In other words, everything rested on the Taliban —a group more known for executions than following international protocol.

The 383 Afghans arrived at the Mazar-e-Sharif airport on buses. The Taliban was in the terminal and on the tarmac. Rauffi said he was shaking and sweating. The family could see their plane to freedom.

"It's a gambling that you even didn't see your cards," Rauffi said. "What you have? What you got? What will happen? But you just gamble your entire life."

The bet paid off. The Taliban honored the homemade boarding passes and the Albanian manifest. 

The wedding party boarded the charter plane, while Kander —home in Kansas City— followed the drama on a flight tracking app.

"There's zero planes over Afghanistan," he said. "And then finally, they're on the plane and the transponder turns on. And you see one little airplane turn on on the runway in Mazar-e-Sharif."

After the flight landed in Tirana, Albania, the wedding party was bused to a seaside resort. 

The journey wasn't over yet though. 

From Albania to the U.S.

Kander still had to figure out how to get the Rauffis and the other Afghans into the U.S. He said he'd been told by people at the Department of Homeland Security that it would probably take a few weeks. But months later, Kander said the State Department announced that any Afghans who had gotten out of the country after Aug. 31 by private means would not be part of Operation Allies Welcome. 

"Basically it was all code for, 'You're on your own. If you got out this way, that's a private effort, we got nothing to do with it,'" Kander said. "And that was a big shock and a huge problem."

A year passed. The wedding party was still stuck at the resort in Albania and the money covering the tab was running low. 

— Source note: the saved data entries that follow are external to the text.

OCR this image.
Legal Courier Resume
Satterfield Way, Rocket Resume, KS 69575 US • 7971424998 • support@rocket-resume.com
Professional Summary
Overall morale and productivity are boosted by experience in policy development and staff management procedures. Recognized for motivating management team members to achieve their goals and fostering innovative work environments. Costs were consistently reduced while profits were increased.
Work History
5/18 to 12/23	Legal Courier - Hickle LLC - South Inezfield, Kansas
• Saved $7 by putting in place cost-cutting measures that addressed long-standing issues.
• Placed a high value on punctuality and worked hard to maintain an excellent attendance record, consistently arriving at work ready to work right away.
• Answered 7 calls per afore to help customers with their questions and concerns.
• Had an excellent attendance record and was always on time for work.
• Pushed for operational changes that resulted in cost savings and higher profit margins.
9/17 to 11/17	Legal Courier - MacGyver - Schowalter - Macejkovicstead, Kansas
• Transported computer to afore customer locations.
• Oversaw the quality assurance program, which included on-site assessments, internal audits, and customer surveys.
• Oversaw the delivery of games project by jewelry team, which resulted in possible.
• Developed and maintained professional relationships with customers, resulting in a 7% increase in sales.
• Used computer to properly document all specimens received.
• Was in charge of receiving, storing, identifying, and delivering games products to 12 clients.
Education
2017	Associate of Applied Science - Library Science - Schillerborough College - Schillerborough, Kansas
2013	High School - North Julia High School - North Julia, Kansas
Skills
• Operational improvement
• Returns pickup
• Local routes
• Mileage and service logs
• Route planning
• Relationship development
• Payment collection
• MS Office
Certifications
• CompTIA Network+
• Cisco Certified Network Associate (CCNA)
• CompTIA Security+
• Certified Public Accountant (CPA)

"There were some very generous donors who helped us over time. And the people who had helped me raise the money in the first place did a lot of work," Kander said. "And it's taken a toll on all of us. But I think now if you talk to any of us, we'd say it's, you know, the most important thing we've ever done."

Finally, nearly two years into the wedding party's saga, emails arrived from the Department of Homeland Security–the Afghans had been approved officially to resettle in the U.S. 

"I was, like, crying inside," Rauffi said. "Now you have a future."

Jason Kander and Rahim Rauffi
Jason Kander and Rahim Rauffi 60 Minutes

He knew exactly where he wanted to call home—wherever Kander lived. In June of 2023, the Kanders welcomed the Rauffis to Kansas City. 

Today, Rauffi is back to working in accounts at a bank–this one in downtown Kansas City. His brothers work there as security guards. The Rauffis and the Kanders, who now live 10 minutes apart, regularly get together for meals.

Rauffi says he sometimes wakes up during the night wondering if this is real. 

"I'm going to my kids' room and see them and check them," he said. "They are sleeping very comfortable. And the next day, they are going to school."